En las pasadas elecciones andaluzas José Luis Rodríguez Zapatero ayudó sin duda con algunos miles de votos al aplastante triunfo del conservador Moreno Bonilla al reclamar el orgullo que siente o debería sentir el PSOE por Manuel Chaves y José Antonio Griñán, cuyas sentencias condenatorias serán ratificadas o corregidas por el Tribunal Supremo en los próximos días. Fue simplemente una indecencia, una ocurrencia grotesca e indecorosa. Se insiste siempre (y con razón) en la incapacidad del Partido Popular para reconocer la asfixiante corrupción de su cúpula directiva durante años: como no ha sabido purgar sus pecados democráticos los fantasmas del latrocinio institucionalizado y de la manipulación artera de las instituciones del Estado vuelven una y otra vez a perseguir a Rajoy, Casado, Núñez Feijóo. Pero al PSOE le ocurre exactamente lo mismo con Andalucía. Los socialistas se han empecinado en negar la maquinaria clientelar – y los innumerables chiringuitos – en la que terminó por convertirse el PSOE-A después de décadas ininterrumpidas en el poder. En ambos casos la razón que les lleva al avestrucismo es la misma: la corrupción no fue un asunto episódico, sino un régimen, una realidad estructural. En cierto prólogo Borges habla de algunas obras juveniles que se resignó a no corregir, “porque son textos que no se pueden purificar sin destruirlos”. Con la corrupción del PPP y el PSOE pasa lo mismo. Arrancar sus raíces conllevaría riesgos graves de autodestrucción. No ocurrirá nunca.
Ayer Rodríguez Zapatero volvió a sus proclamas pintureras en un encuentro organizado por la Federación Estatal de Lesbianas, Gays, Trans y Bisexuales, muy próxima al Gobierno de Sánchez y generosamente subvencionada por el mismo. Entre otras gansadas el expresidente celebró la Ley Trans que ha elaborado el Ministerio de Igualdad y la proclamó “hija” de la ley de julio de 2005 gracias a la cual España “se convirtió en el tercer país del mundo en legalizar el matrimonio homosexual”. Por supuesto el excelentísimo señor no argumentó esa filiación paternofilial entre ambas normativas; lo único que buscaba era sumarse a una fiesta y colocarse indirectamente una medalla. Y, por supuesto, dejar claro que si no se aplaude calurosamente el proyecto de ley diseñado por el equipo de Irene Montero uno es un carca irreparable y está decididamente en contra de la libertad y dignidad de las personas trans de todo el país.
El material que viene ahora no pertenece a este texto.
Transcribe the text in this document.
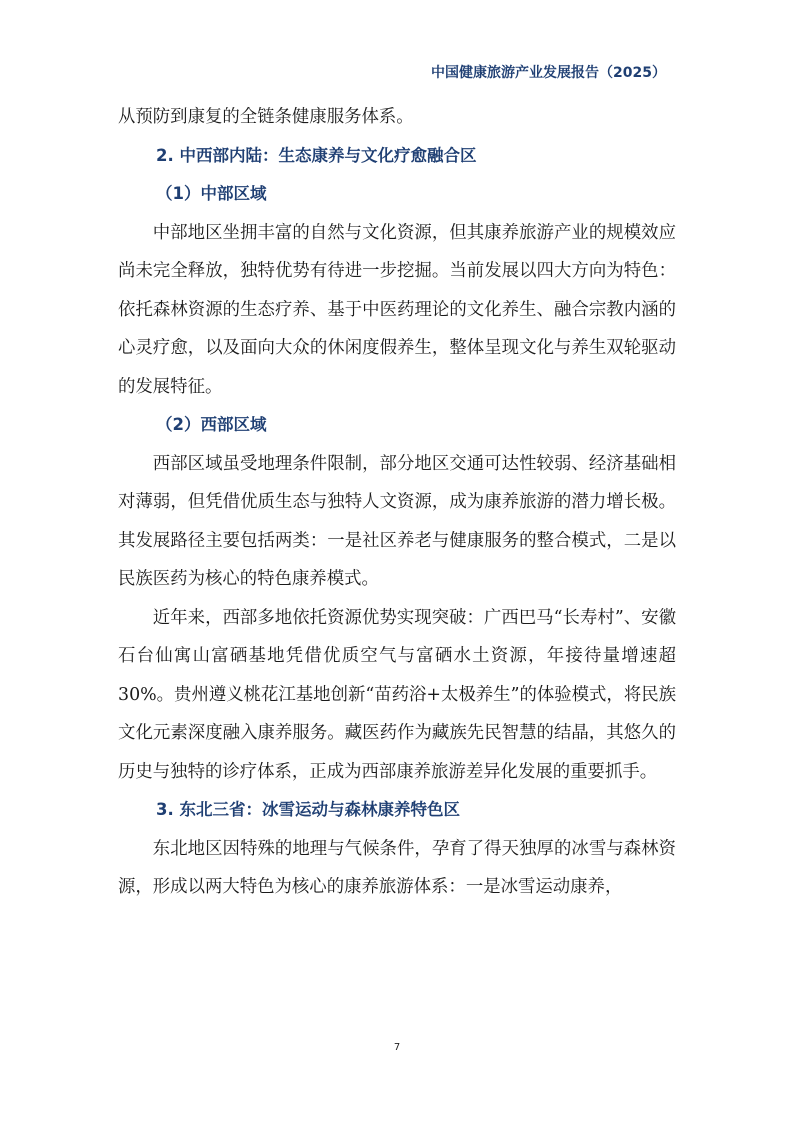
中国健康旅游产业发展报告（2025）

从预防到康复的全链条健康服务体系。

2. 中西部内陆：生态康养与文化疗愈融合区
（1）中部区域

中部地区坐拥丰富的自然与文化资源，但其康养旅游产业的规模效应尚未完全释放，独特优势有待进一步挖掘。当前发展以四大方向为特色：依托森林资源的生态疗养、基于中医药理论的文化养生、融合宗教内涵的心灵疗愈，以及面向大众的休闲度假养生，整体呈现文化与养生双轮驱动的发展特征。

（2）西部区域

西部区域虽受地理条件限制，部分地区交通可达性较弱、经济基础相对薄弱，但凭借优质生态与独特人文资源，成为康养旅游的潜力增长极。其发展路径主要包括两类：一是社区养老与健康服务的整合模式，二是以民族医药为核心的特色康养模式。

近年来，西部多地依托资源优势实现突破：广西巴马“长寿村”、安徽石台仙寓山富硒基地凭借优质空气与富硒水土资源，年接待量增速超 30%。贵州遵义桃花江基地创新“苗药浴+太极养生”的体验模式，将民族文化元素深度融入康养服务。藏医药作为藏族先民智慧的结晶，其悠久的历史与独特的诊疗体系，正成为西部康养旅游差异化发展的重要抓手。

3. 东北三省：冰雪运动与森林康养特色区

东北地区因特殊的地理与气候条件，孕育了得天独厚的冰雪与森林资源，形成以两大特色为核心的康养旅游体系：一是冰雪运动康养，

7
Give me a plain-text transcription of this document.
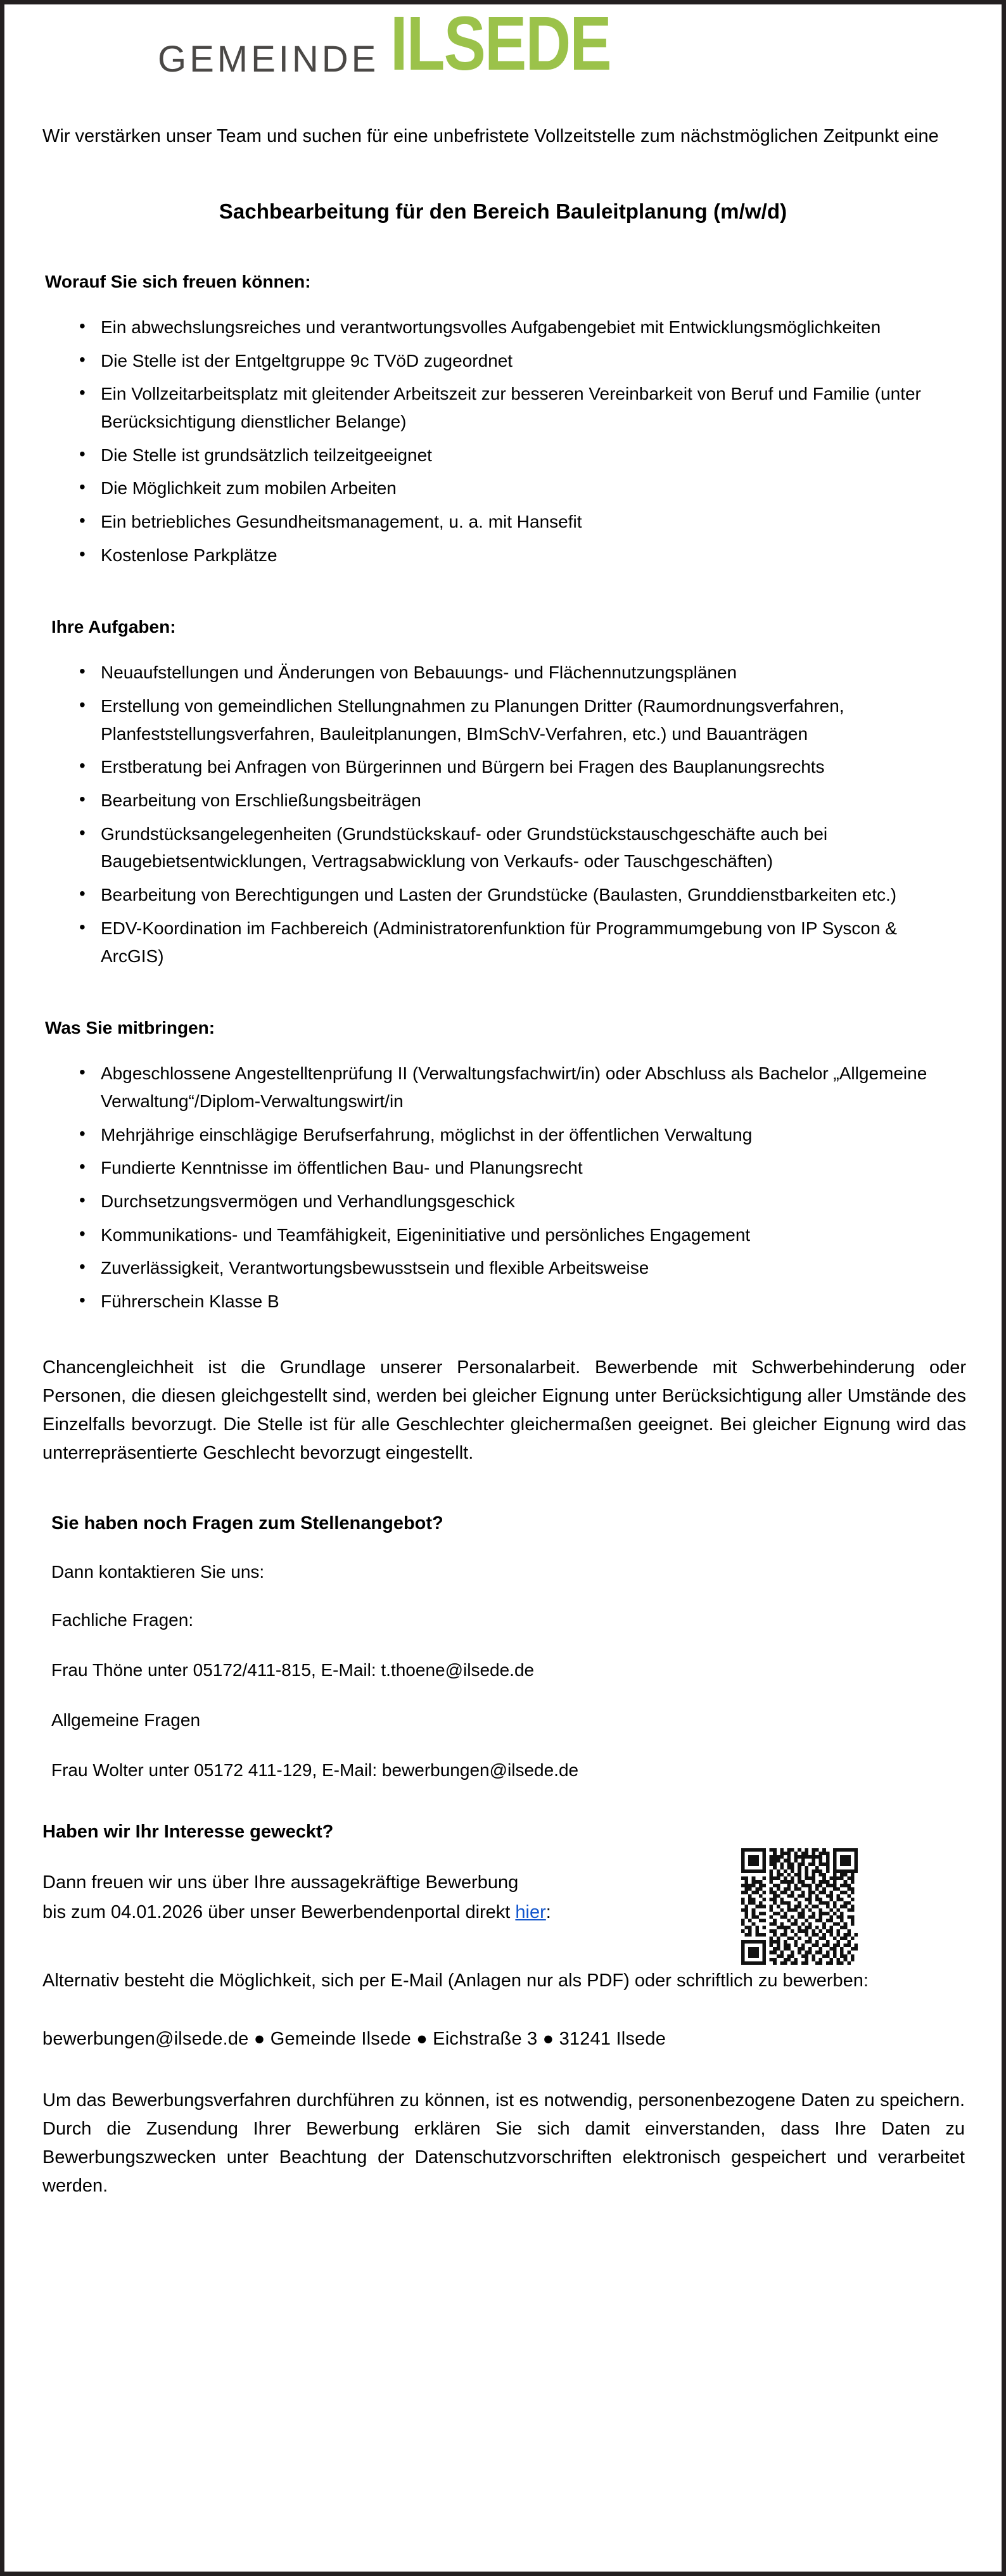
GEMEINDE ILSEDE

Wir verstärken unser Team und suchen für eine unbefristete Vollzeitstelle zum nächstmöglichen Zeitpunkt eine

Sachbearbeitung für den Bereich Bauleitplanung (m/w/d)
Worauf Sie sich freuen können:
• Ein abwechslungsreiches und verantwortungsvolles Aufgabengebiet mit Entwicklungsmöglichkeiten
• Die Stelle ist der Entgeltgruppe 9c TVöD zugeordnet
• Ein Vollzeitarbeitsplatz mit gleitender Arbeitszeit zur besseren Vereinbarkeit von Beruf und Familie (unter Berücksichtigung dienstlicher Belange)
• Die Stelle ist grundsätzlich teilzeitgeeignet
• Die Möglichkeit zum mobilen Arbeiten
• Ein betriebliches Gesundheitsmanagement, u. a. mit Hansefit
• Kostenlose Parkplätze
Ihre Aufgaben:
• Neuaufstellungen und Änderungen von Bebauungs- und Flächennutzungsplänen
• Erstellung von gemeindlichen Stellungnahmen zu Planungen Dritter (Raumordnungsverfahren, Planfeststellungsverfahren, Bauleitplanungen, BImSchV-Verfahren, etc.) und Bauanträgen
• Erstberatung bei Anfragen von Bürgerinnen und Bürgern bei Fragen des Bauplanungsrechts
• Bearbeitung von Erschließungsbeiträgen
• Grundstücksangelegenheiten (Grundstückskauf- oder Grundstückstauschgeschäfte auch bei Baugebietsentwicklungen, Vertragsabwicklung von Verkaufs- oder Tauschgeschäften)
• Bearbeitung von Berechtigungen und Lasten der Grundstücke (Baulasten, Grunddienstbarkeiten etc.)
• EDV-Koordination im Fachbereich (Administratorenfunktion für Programmumgebung von IP Syscon & ArcGIS)
Was Sie mitbringen:
• Abgeschlossene Angestelltenprüfung II (Verwaltungsfachwirt/in) oder Abschluss als Bachelor „Allgemeine Verwaltung“/Diplom-Verwaltungswirt/in
• Mehrjährige einschlägige Berufserfahrung, möglichst in der öffentlichen Verwaltung
• Fundierte Kenntnisse im öffentlichen Bau- und Planungsrecht
• Durchsetzungsvermögen und Verhandlungsgeschick
• Kommunikations- und Teamfähigkeit, Eigeninitiative und persönliches Engagement
• Zuverlässigkeit, Verantwortungsbewusstsein und flexible Arbeitsweise
• Führerschein Klasse B

Chancengleichheit ist die Grundlage unserer Personalarbeit. Bewerbende mit Schwerbehinderung oder Personen, die diesen gleichgestellt sind, werden bei gleicher Eignung unter Berücksichtigung aller Umstände des Einzelfalls bevorzugt. Die Stelle ist für alle Geschlechter gleichermaßen geeignet. Bei gleicher Eignung wird das unterrepräsentierte Geschlecht bevorzugt eingestellt.

Sie haben noch Fragen zum Stellenangebot?

Dann kontaktieren Sie uns:

Fachliche Fragen:

Frau Thöne unter 05172/411-815, E-Mail: t.thoene@ilsede.de

Allgemeine Fragen

Frau Wolter unter 05172 411-129, E-Mail: bewerbungen@ilsede.de

Haben wir Ihr Interesse geweckt?

Dann freuen wir uns über Ihre aussagekräftige Bewerbung
bis zum 04.01.2026 über unser Bewerbendenportal direkt hier:

Alternativ besteht die Möglichkeit, sich per E-Mail (Anlagen nur als PDF) oder schriftlich zu bewerben:

bewerbungen@ilsede.de ● Gemeinde Ilsede ● Eichstraße 3 ● 31241 Ilsede

Um das Bewerbungsverfahren durchführen zu können, ist es notwendig, personenbezogene Daten zu speichern. Durch die Zusendung Ihrer Bewerbung erklären Sie sich damit einverstanden, dass Ihre Daten zu Bewerbungszwecken unter Beachtung der Datenschutzvorschriften elektronisch gespeichert und verarbeitet werden.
Me temo que pertenezco –como muchísimas feministas – a este último grupo. Todo el desarrollo técnico de la comisión ministerial que ha pergeñado el anteproyecto ha estado controlado por activistas queer cómodamente instaladas en los predios de la señora Montero. Agentes particularmente activas y cada vez más influyentes que se han posicionado inteligentemente en ministerios, consejerías, institutos y agencias para imponer su agenda y acusar furibundamente de transfobia –cuando no de cosas peores – a los que discrepan de sus posiciones. No es extraño que lo mejor del feminismo sea abiertamente crítico con la teoría queer y sus derivaciones políticas e ideológicas. Como explica Amelia Valcárcel para el concepto feminista de igualdad “el sexo no tiene que ser decisivo para disfrutar de derechos y bienes”, mientras la teoría queer reivindica que el sexo no existe “y plantea el género como una proliferación de identidades paródicas”. El proyecto legislativo de Montero privilegia una visión ideológica – la queer precisamente – que es el eje de los objetivos y el lenguaje mismo de la norma. El sexo – ya no el género – es una decisión personal, un deseo, un sentimiento, una real gana elevado a derecho objetivo. Ser es sentir y como me siento mujer, hombre o rododendro nadie puede atacar mi identidad. Y así adolescentes de diez, doce o catorce años pueden comenzar a hormonarse sin otra autorización que la suya propia, sin que sea preceptivo un informe psicológico o médico. Este es el triunfo democrático y cívico de Rodríguez Zapatero e Irene Montero, papá y mamá del transgenerismo sin barreras.